Death by a Thousand Cuts: Why Downstream Fraud Could be the Biggest Cost of a Data Breach
Posted June 12, 2015
If the last week or so has taught us anything it’s that data breaches are becoming increasingly expensive for organisations across the globe. Various reports have tried to put a figure on exactly how much they’re costing firms. But fixating on these stats means we’re in danger of losing sight of the real victims of a major compromise: the customers. After all, it’s their personal and financial information that is eventually sold on the dark web and used in follow-up fraud attempts.
I’d argue that the fall-out from this “downstream fraud” has the potential to outgun even the original large scale data theft. But while there’s very little an organisation can do to stop a determined, targeted cyber attack, the solutions exist today to reduce fraud losses by up to 90%.
At Infosecurty Europe two weeks ago, consultancy PwC announced the latest version of its much respected Information Security Breaches Survey for the UK. The stats were pretty stark: the number of both small and large businesses having experienced a data breach rose by around 10% from the year before. What’s more, the cost of said breaches rose for small firms from a range of £65K-£115K in 2013 to £75K-£311K in 2014. For large firms, the average top-end cost was calculated at £3.1m, up from £1.15m a year previous.

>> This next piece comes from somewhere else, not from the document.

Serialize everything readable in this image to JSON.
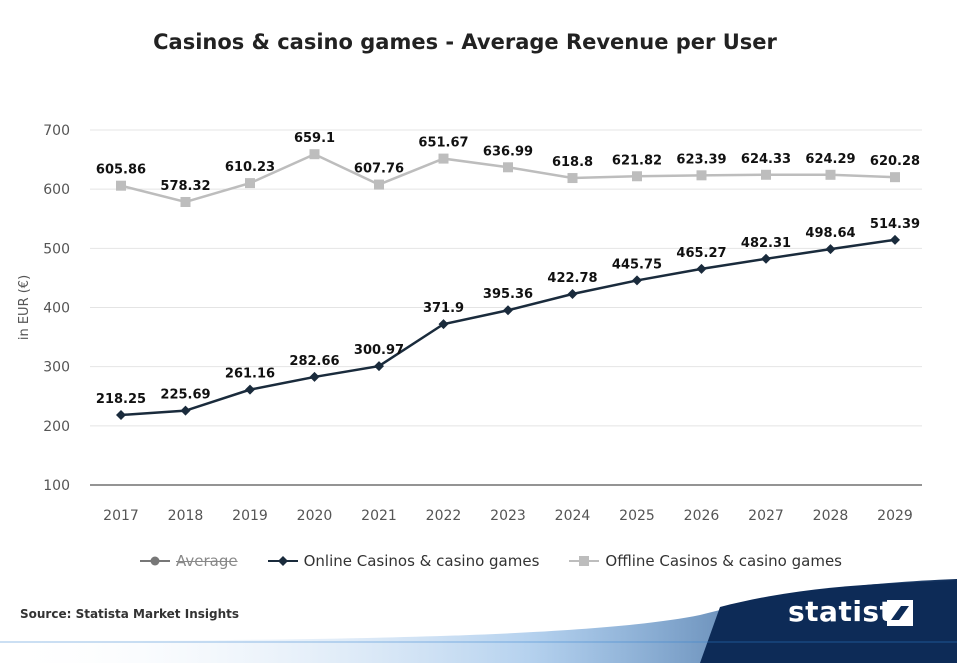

PwC wasn’t the only organisation out to calculate the cost of major cyber incidents. Economic forecasters the Centre for Economics and Business Research (CEBR) claimed this week cyber crime costs UK businesses £34 billion.
But exactly how are these soaring figures calculated? Certainly remediation and clean-up costs are worked out, including any new security products and services that have to be bought. Then there are legal fees, any post-breach dip in sales and share price, and even the cost of follow-up fraud from chargebacks. All of these can be calculated with a relatively small error of margin. But the big imponderable is the impact on brand value and customer loyalty.
The big knock-on
The problem with intangible values like as brand and loyalty is that they’re virtually unquantifiable. Yet what happens to breaches records once they’ve been stolen has a potentially huge impact on both of these aspects. Typically they’ll end up on a darknet site for fraudsters, where they’re bought and sold at the market price. It’s a fully functioning, highly professional and thriving ecosystem hidden away from prying eyes on the un-indexed web.
Fraudsters will buy these credentials – whether they’re financial details, or increasingly, personally identifiable information – and use them in payment fraud, account creation fraud and account takeover. The most recent ThreatMetrix® Cybercrime Report: Q1 2015 found that the highest risk type was account creation, which accounted for 4% of fraudulent transactions. The scammers know they’ll stand a better chance of success using stolen credentials in this way – more so than using stolen card details, which may be blocked outright – especially if they use crimeware tools to cloak their identity.
The resulting identity fraud ends up costing the breached firm in chargebacks, of course. But perhaps more importantly, it puts the customer through an often long and arduous process of reclaiming their identity. Cards take time to be reissued, money to be refunded and credit ratings to be reset. It’s an experience likely to cause even the most loyal customer (and how many of those exist today?) to take their business elsewhere. In so doing, of course, they’ll tell the world about their experience via social media, chipping further away at the firm’s brand value.
Organisations seem to be worried more about the initial breach, and the headlines that follow, than the “death by a thousand cuts” of downstream data fraud. Yet it’s widely acknowledged that a determined attacker will always be able to breach a target, no matter how strong their defences. On the other hand we are already taking great strides to foil the cyber fraudsters.
The ThreatMetrix® approach is to use anonymous, customer-based device, identity and behavioural data to decide who can be trusted. It’s generated from a staggering one billion transactions each month across 15,000 websites to spot the tell-tale patterns indicating fraud. What’s more, it’s completely transparent to the end user, takes less than 200 milliseconds and costs less than a penny per transaction.
It’s time organisations everywhere woke up to the fact that the real cost of data breaches happens downstream.